The accompanying drawings and the above description related thereto merely illustrate the idea of the present invention. . The speech conversion method according to the invention may be modified with respect to its details within the scope of the claims. obtain. Although the present invention has been described above primarily with respect to speech imitation, The converter can also be used for some types of speech conversion.

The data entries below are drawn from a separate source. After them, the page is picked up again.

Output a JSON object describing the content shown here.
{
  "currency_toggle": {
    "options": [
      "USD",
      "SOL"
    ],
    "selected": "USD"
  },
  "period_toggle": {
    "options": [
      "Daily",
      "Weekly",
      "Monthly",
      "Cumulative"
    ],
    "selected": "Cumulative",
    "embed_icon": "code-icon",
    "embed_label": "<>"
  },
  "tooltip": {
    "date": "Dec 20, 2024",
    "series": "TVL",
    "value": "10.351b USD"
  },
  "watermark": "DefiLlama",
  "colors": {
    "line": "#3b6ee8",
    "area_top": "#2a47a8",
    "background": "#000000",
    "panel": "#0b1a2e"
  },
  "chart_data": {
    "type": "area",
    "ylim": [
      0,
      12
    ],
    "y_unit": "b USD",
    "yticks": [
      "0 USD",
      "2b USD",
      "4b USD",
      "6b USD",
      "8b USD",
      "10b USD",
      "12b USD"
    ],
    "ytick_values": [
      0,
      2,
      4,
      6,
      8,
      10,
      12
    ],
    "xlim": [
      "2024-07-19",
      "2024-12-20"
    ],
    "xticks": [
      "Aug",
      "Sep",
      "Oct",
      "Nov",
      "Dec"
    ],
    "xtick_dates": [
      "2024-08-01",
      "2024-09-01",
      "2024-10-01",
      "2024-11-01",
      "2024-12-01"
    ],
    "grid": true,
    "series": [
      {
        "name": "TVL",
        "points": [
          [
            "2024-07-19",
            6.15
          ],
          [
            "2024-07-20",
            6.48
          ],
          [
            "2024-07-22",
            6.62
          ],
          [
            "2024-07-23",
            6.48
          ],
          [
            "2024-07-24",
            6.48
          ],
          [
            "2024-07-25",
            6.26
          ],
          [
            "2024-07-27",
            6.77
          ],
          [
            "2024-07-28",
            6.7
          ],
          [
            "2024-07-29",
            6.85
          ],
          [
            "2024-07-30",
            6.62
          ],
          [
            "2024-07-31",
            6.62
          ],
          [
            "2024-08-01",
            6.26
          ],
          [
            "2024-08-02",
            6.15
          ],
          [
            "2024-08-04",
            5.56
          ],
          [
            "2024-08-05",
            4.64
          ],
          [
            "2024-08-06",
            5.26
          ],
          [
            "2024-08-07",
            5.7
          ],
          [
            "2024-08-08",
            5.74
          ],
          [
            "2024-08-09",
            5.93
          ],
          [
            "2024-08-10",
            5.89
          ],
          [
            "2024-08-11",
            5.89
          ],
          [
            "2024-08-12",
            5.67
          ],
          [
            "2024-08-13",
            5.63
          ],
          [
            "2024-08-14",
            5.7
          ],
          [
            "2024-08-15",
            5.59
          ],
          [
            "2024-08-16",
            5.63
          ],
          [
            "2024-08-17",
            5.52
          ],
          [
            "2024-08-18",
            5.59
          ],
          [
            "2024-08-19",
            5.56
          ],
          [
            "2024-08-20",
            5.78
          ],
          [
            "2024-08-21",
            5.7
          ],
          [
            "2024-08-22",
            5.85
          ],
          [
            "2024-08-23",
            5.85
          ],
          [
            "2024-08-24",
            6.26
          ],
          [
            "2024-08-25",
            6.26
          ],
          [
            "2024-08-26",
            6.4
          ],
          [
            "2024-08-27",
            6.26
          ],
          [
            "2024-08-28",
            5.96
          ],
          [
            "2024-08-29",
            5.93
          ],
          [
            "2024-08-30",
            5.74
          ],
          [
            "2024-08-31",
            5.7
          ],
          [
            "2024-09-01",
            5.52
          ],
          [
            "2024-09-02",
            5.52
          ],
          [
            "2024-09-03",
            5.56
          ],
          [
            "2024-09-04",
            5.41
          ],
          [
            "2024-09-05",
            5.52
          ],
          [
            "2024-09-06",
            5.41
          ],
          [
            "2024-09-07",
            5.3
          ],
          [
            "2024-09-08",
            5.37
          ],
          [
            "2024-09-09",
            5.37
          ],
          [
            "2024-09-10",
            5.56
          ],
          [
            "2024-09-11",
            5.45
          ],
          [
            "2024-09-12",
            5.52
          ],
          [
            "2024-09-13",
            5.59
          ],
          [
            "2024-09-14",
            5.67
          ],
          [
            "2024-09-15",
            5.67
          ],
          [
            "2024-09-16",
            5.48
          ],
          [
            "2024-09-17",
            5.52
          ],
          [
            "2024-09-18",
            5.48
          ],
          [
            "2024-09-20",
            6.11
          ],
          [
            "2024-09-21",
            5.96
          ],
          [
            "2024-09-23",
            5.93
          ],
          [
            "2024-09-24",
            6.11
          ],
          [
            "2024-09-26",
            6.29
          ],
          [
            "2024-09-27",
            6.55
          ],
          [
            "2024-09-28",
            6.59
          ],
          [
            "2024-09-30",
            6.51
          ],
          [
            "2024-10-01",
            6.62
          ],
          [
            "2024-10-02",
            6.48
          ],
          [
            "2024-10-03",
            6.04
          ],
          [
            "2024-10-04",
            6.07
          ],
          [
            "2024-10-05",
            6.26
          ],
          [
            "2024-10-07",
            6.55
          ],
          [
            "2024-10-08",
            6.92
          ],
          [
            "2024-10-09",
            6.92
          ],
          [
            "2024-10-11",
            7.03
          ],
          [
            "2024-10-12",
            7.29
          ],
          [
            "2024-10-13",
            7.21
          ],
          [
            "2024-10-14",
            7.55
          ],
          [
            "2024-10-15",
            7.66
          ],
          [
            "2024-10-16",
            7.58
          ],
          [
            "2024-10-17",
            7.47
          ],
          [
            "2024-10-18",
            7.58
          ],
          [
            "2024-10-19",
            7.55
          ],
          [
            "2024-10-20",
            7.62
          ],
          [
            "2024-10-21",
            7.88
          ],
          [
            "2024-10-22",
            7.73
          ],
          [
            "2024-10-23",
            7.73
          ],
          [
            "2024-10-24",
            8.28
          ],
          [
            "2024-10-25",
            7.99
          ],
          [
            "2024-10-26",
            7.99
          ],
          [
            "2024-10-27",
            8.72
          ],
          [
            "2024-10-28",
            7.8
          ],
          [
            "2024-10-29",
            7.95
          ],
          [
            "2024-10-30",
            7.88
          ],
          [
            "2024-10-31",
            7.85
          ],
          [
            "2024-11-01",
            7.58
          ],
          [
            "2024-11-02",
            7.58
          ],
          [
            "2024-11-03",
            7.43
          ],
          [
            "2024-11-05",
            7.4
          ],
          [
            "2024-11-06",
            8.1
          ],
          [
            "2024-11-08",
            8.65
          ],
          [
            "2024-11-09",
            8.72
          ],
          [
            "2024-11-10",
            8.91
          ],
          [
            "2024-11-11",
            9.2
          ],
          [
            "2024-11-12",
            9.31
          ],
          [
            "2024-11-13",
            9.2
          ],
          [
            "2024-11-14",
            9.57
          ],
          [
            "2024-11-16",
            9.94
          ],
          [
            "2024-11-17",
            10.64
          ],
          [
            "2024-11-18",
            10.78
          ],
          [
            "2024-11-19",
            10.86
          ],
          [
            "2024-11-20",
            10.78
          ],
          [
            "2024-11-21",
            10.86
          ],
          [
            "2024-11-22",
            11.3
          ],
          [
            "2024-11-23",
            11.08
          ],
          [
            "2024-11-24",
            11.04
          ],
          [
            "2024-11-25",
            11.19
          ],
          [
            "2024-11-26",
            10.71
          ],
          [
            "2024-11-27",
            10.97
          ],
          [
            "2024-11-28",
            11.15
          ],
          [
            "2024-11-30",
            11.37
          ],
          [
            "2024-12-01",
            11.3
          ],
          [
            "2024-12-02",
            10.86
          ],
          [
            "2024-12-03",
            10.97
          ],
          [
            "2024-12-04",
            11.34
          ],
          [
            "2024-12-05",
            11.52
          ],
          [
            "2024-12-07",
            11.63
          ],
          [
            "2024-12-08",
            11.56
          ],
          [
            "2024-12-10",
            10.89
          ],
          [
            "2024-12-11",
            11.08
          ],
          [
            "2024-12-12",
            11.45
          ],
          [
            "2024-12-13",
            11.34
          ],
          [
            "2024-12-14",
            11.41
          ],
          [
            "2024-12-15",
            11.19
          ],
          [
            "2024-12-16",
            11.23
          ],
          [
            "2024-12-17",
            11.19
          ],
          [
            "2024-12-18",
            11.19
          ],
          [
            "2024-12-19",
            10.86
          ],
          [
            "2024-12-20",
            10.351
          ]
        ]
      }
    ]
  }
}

reception parameter memory Fl[35b

Claims (2)

[Claims] 1. A method of converting speech, the speech uttered by a first speaker In the method of taking samples of the signal (IN) and calculating the reflection coefficient (rk) , a lossless tube modeling the vocal tract of the first speaker from the reflection coefficient (rk) (Fig. The characteristics of the cross-sectional area (Fig. 2; Ak) of the cylindrical part of 1 and 2) were calculated (16; 51; 604), the cross-sectional area of the cylindrical portion of the lossless tube of the first speaker (FIGS. 1 and 2) The above characteristics of (Fig. 2; Ak) are applied to a cylinder of a lossless tube that models the speaker's vocal tract. The cross-sectional area (Ak) of each memorized acoustic finger of at least one previous speaker (17; 52; 605) and the identified acoustic A lossless tube that models the speaker's vocal tract for the above acoustics by giving each identifier to The memorized characteristics of the cross-sectional area of the cylindrical part (Fig. 2; Ak) and the same acoustic calculate the difference between each subsequent characteristic A cylindrical section of lossless tube that models the speaker's vocal tract for the same acoustics. The speaker orientation characteristics of the second speaker with respect to the cross-sectional area (Fig. 2; Ak) of Search (19; 610) in memory (611) based on the identifier of the sound ), the above difference (617) and modeling the speaker's vocal tract for the same acoustics. The second speaker's speaker directivity characteristic ( 612) to form a sum (20; 613), and from this sum a new 614, and from the new reflection coefficients a new speech A method characterized by comprising the step of generating (615) a signal (616). Law. 2. The characteristics are measured against the physical dimensions of a lossless tube representing the same acoustics of the first speaker. 2. The method of claim 1, further comprising calculating (604) and storing in memory (608).